Big Spin - is it still a pipedream?

RossH · 2011-02-20 03:44

Hi Jazzed,

jazzed wrote: »

I've been scratching my head over what part of the cache interface would be big-endian specific.
Could you please snip an example here and explain what you mean?

I mean this code ...

mov     fn, write
        call    #BSTART
pw      rdlong  data, ptr
        mov     bits, #32
        call    #send

... and the corresponding read code. They both set the SPI RAM address (in BSTART), then transmit (or retrieve) the long to be stored as 32 successive bits starting with the most significant bit first. This results in the most-significant byte being stored in the lowest address (which auto increments because the SPI RAM has been set up in sequential mode).

This is big-endian storage - i.e. the most significant byte is stored first (i.e. at the lowest address). Nothing wrong with this - provided it is always read it back the same way. But the Prop is a little-endian architecture, with the least significant byte stored first.

This won't affect you if you only ever access the SPI RAM as reading/writing longs via the cache. But it broke my first attempt to load a program because my loaders do not use the cache - and naturally they store programs in SPI RAM the same way it would be stored in Hub RAM. Then they start the cache. Of course, I could change all my loaders - but in my view, it is better to always store programs the same way so that the use of the cache is optional.

Ross.

jazzed · 2011-02-20 07:58

Well that explains all my head scratching. I use the cache driver for BigSpin, so I never noticed. I've never looked at the internals of the C3 driver for more than a a few seconds. Just keep a little endian version of C3 for Catalina.

RossH · 2011-02-20 12:46

jazzed wrote: »

Well that explains all my head scratching. I use the cache driver for BigSpin, so I never noticed. I've never looked at the internals of the C3 driver for more than a a few seconds. Just keep a little endian version of C3 for Catalina.

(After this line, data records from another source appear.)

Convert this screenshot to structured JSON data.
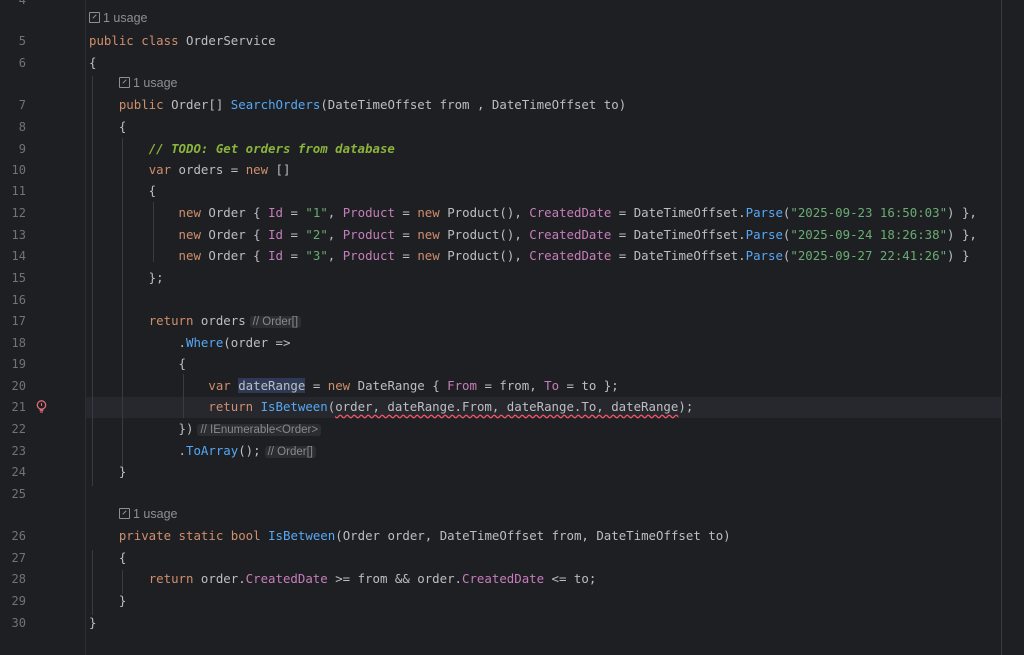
{
  "editor": {
    "usage_hint": "1 usage",
    "line_numbers": [
      "4",
      "5",
      "6",
      "7",
      "8",
      "9",
      "10",
      "11",
      "12",
      "13",
      "14",
      "15",
      "16",
      "17",
      "18",
      "19",
      "20",
      "21",
      "22",
      "23",
      "24",
      "25",
      "26",
      "27",
      "28",
      "29",
      "30"
    ],
    "inlay_hints": {
      "orders_type": "// Order[]",
      "where_type": "// IEnumerable<Order>",
      "toarray_type": "// Order[]"
    },
    "code": {
      "l5": [
        [
          "kw",
          "public"
        ],
        [
          "pl",
          " "
        ],
        [
          "kw",
          "class"
        ],
        [
          "pl",
          " "
        ],
        [
          "cl",
          "OrderService"
        ]
      ],
      "l6": [
        [
          "pl",
          "{"
        ]
      ],
      "l7": [
        [
          "pl",
          "    "
        ],
        [
          "kw",
          "public"
        ],
        [
          "pl",
          " "
        ],
        [
          "cl",
          "Order"
        ],
        [
          "pl",
          "[] "
        ],
        [
          "fn",
          "SearchOrders"
        ],
        [
          "pl",
          "("
        ],
        [
          "cl",
          "DateTimeOffset"
        ],
        [
          "pl",
          " from , "
        ],
        [
          "cl",
          "DateTimeOffset"
        ],
        [
          "pl",
          " to)"
        ]
      ],
      "l8": [
        [
          "pl",
          "    {"
        ]
      ],
      "l9": [
        [
          "pl",
          "        "
        ],
        [
          "todo",
          "// TODO: Get orders from database"
        ]
      ],
      "l10": [
        [
          "pl",
          "        "
        ],
        [
          "kw",
          "var"
        ],
        [
          "pl",
          " orders = "
        ],
        [
          "kw",
          "new"
        ],
        [
          "pl",
          " []"
        ]
      ],
      "l11": [
        [
          "pl",
          "        {"
        ]
      ],
      "l12": [
        [
          "pl",
          "            "
        ],
        [
          "kw",
          "new"
        ],
        [
          "pl",
          " "
        ],
        [
          "cl",
          "Order"
        ],
        [
          "pl",
          " { "
        ],
        [
          "prop",
          "Id"
        ],
        [
          "pl",
          " = "
        ],
        [
          "str",
          "\"1\""
        ],
        [
          "pl",
          ", "
        ],
        [
          "prop",
          "Product"
        ],
        [
          "pl",
          " = "
        ],
        [
          "kw",
          "new"
        ],
        [
          "pl",
          " "
        ],
        [
          "cl",
          "Product"
        ],
        [
          "pl",
          "(), "
        ],
        [
          "prop",
          "CreatedDate"
        ],
        [
          "pl",
          " = "
        ],
        [
          "cl",
          "DateTimeOffset"
        ],
        [
          "pl",
          "."
        ],
        [
          "fn",
          "Parse"
        ],
        [
          "pl",
          "("
        ],
        [
          "str",
          "\"2025-09-23 16:50:03\""
        ],
        [
          "pl",
          ") },"
        ]
      ],
      "l13": [
        [
          "pl",
          "            "
        ],
        [
          "kw",
          "new"
        ],
        [
          "pl",
          " "
        ],
        [
          "cl",
          "Order"
        ],
        [
          "pl",
          " { "
        ],
        [
          "prop",
          "Id"
        ],
        [
          "pl",
          " = "
        ],
        [
          "str",
          "\"2\""
        ],
        [
          "pl",
          ", "
        ],
        [
          "prop",
          "Product"
        ],
        [
          "pl",
          " = "
        ],
        [
          "kw",
          "new"
        ],
        [
          "pl",
          " "
        ],
        [
          "cl",
          "Product"
        ],
        [
          "pl",
          "(), "
        ],
        [
          "prop",
          "CreatedDate"
        ],
        [
          "pl",
          " = "
        ],
        [
          "cl",
          "DateTimeOffset"
        ],
        [
          "pl",
          "."
        ],
        [
          "fn",
          "Parse"
        ],
        [
          "pl",
          "("
        ],
        [
          "str",
          "\"2025-09-24 18:26:38\""
        ],
        [
          "pl",
          ") },"
        ]
      ],
      "l14": [
        [
          "pl",
          "            "
        ],
        [
          "kw",
          "new"
        ],
        [
          "pl",
          " "
        ],
        [
          "cl",
          "Order"
        ],
        [
          "pl",
          " { "
        ],
        [
          "prop",
          "Id"
        ],
        [
          "pl",
          " = "
        ],
        [
          "str",
          "\"3\""
        ],
        [
          "pl",
          ", "
        ],
        [
          "prop",
          "Product"
        ],
        [
          "pl",
          " = "
        ],
        [
          "kw",
          "new"
        ],
        [
          "pl",
          " "
        ],
        [
          "cl",
          "Product"
        ],
        [
          "pl",
          "(), "
        ],
        [
          "prop",
          "CreatedDate"
        ],
        [
          "pl",
          " = "
        ],
        [
          "cl",
          "DateTimeOffset"
        ],
        [
          "pl",
          "."
        ],
        [
          "fn",
          "Parse"
        ],
        [
          "pl",
          "("
        ],
        [
          "str",
          "\"2025-09-27 22:41:26\""
        ],
        [
          "pl",
          ") }"
        ]
      ],
      "l15": [
        [
          "pl",
          "        };"
        ]
      ],
      "l16": [],
      "l17": [
        [
          "pl",
          "        "
        ],
        [
          "kw",
          "return"
        ],
        [
          "pl",
          " orders"
        ]
      ],
      "l18": [
        [
          "pl",
          "            ."
        ],
        [
          "fn",
          "Where"
        ],
        [
          "pl",
          "(order =>"
        ]
      ],
      "l19": [
        [
          "pl",
          "            {"
        ]
      ],
      "l20": [
        [
          "pl",
          "                "
        ],
        [
          "kw",
          "var"
        ],
        [
          "pl",
          " "
        ],
        [
          "hl",
          "dateRange"
        ],
        [
          "pl",
          " = "
        ],
        [
          "kw",
          "new"
        ],
        [
          "pl",
          " "
        ],
        [
          "cl",
          "DateRange"
        ],
        [
          "pl",
          " { "
        ],
        [
          "prop",
          "From"
        ],
        [
          "pl",
          " = from, "
        ],
        [
          "prop",
          "To"
        ],
        [
          "pl",
          " = to };"
        ]
      ],
      "l21": [
        [
          "pl",
          "                "
        ],
        [
          "kw",
          "return"
        ],
        [
          "pl",
          " "
        ],
        [
          "fn",
          "IsBetween"
        ],
        [
          "pl",
          "("
        ],
        [
          "sq",
          "order, dateRange.From, dateRange.To, dateRange"
        ],
        [
          "pl",
          ");"
        ]
      ],
      "l22": [
        [
          "pl",
          "            })"
        ]
      ],
      "l23": [
        [
          "pl",
          "            ."
        ],
        [
          "fn",
          "ToArray"
        ],
        [
          "pl",
          "();"
        ]
      ],
      "l24": [
        [
          "pl",
          "    }"
        ]
      ],
      "l25": [],
      "l26": [
        [
          "pl",
          "    "
        ],
        [
          "kw",
          "private"
        ],
        [
          "pl",
          " "
        ],
        [
          "kw",
          "static"
        ],
        [
          "pl",
          " "
        ],
        [
          "kw",
          "bool"
        ],
        [
          "pl",
          " "
        ],
        [
          "fn",
          "IsBetween"
        ],
        [
          "pl",
          "("
        ],
        [
          "cl",
          "Order"
        ],
        [
          "pl",
          " order, "
        ],
        [
          "cl",
          "DateTimeOffset"
        ],
        [
          "pl",
          " from, "
        ],
        [
          "cl",
          "DateTimeOffset"
        ],
        [
          "pl",
          " to)"
        ]
      ],
      "l27": [
        [
          "pl",
          "    {"
        ]
      ],
      "l28": [
        [
          "pl",
          "        "
        ],
        [
          "kw",
          "return"
        ],
        [
          "pl",
          " order."
        ],
        [
          "prop",
          "CreatedDate"
        ],
        [
          "pl",
          " >= from && order."
        ],
        [
          "prop",
          "CreatedDate"
        ],
        [
          "pl",
          " <= to;"
        ]
      ],
      "l29": [
        [
          "pl",
          "    }"
        ]
      ],
      "l30": [
        [
          "pl",
          "}"
        ]
      ]
    }
  },
  "colors": {
    "background": "#1e1f22",
    "keyword": "#cf8e6d",
    "function": "#56a8f5",
    "property": "#c77dbb",
    "string": "#6aab73",
    "todo": "#8bb33d",
    "error_underline": "#f75464"
  },
  "icons": {
    "usage": "external-link-icon",
    "intention": "lightbulb-error-icon"
  }
}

Yes, I'll probably end up with my own version anyway for other reasons. Just keep it in mind, since it will cause problems if anyone uses the cache driver for purposes that need to interact with other Prop languages (e.g. to read/write data from the Flash RAM from both Spin and BigSpin).

Ross.

jazzed · 2011-02-20 12:55

RossH wrote: »

Yes, I'll probably end up with my own version anyway for other reasons. Just keep it in mind, since it will cause problems if anyone uses the cache driver for purposes that need to interact with other Prop languages (e.g. to read/write data from the Flash RAM from both Spin and BigSpin).

Ross.

Sure. I'll chat with David about the possibility of doing a little endian version.

RossH · 2011-02-22 02:24

All,

I just got the DracBlade version of the caching driver working with Catalina. The results are quite interesting:

Hardware        |  Language   |  FIBO(20) time  |  FIBO 0 to 26
----------------+-------------+-----------------+--------------
C3 (LMM)        |  Catalina C |  306ms          |  11s
C3 (Hub)        |  SPIN       |  547ms          |  30s
DB XMM cached   |  Catalina C |  1243ms         |  58s
DB XMM uncached |  Catalina C |  2659ms         |  2m6s
----------------+-------------+-----------------+--------------

The caching driver speeds up execution from external RAM by a factor of two - so Catalina can now execute programs hundreds of kilobytes in size on the DracBlade at speeds only around two times slower than SPIN executing from Hub RAM - and this is on a platform with fairly slow parallel RAM (sorry, Dr_A!).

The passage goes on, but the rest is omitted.